Il Cristiano è un uomo che attende. Il Signore ci dice nel Vangelo: “Tenete sempre la cintura ai fianchi e le lampade accese; siate simili a quei servi che attendono il padrone, che ritorna dalle nozze, per aprirgli al momento che verrà e busserà” (Lc 12, 35-36)

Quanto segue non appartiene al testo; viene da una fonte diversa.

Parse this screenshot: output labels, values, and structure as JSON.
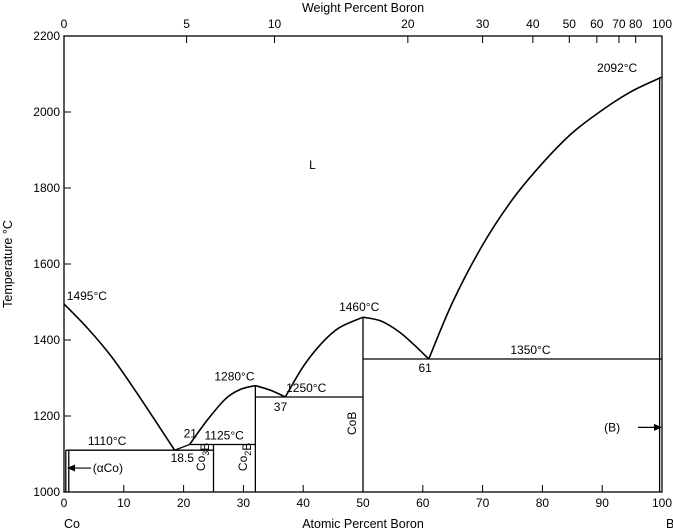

Un soldato chiese a un anziano se Dio avrebbe perdonato un peccatore. Ed egli gli disse: Dimmi, caro, se il tuo mantello è lacero lo getterai via? Il soldato rispose dicendo: No, lo rammenderò e lo rimetterò addosso. L'anziano gli disse: Se tu ti prendi cura del tuo mantello, vuoi che Dio non sia misericordioso con te che sei la sua immagine?

Quando perdi la pace?
Quando pensi, anche per un attimo,
di aver fatto qualcosa di buono;
quando ti credi migliore del fratello;
quando giudichi qualcuno (cf. Mt 7,1‑5);
quando rimproveri senza dolcezza
e senza amore;
quando mangi molto;
quando preghi senza zelo.
(s. Silvano del monte Athos)

L'arcivescovo Teofilo si recò un giorno al Monte di Nitria e l'abate del Monte gli venne incontro. «Abba», gli chiese l'arcivescovo, «che hai trovato di più vantaggioso in questa via?». L'anziano rispose: «Accusarmi e riprendermi senza tregua». «Non vi è in effetti, altra via», replicò l'arcivescovo.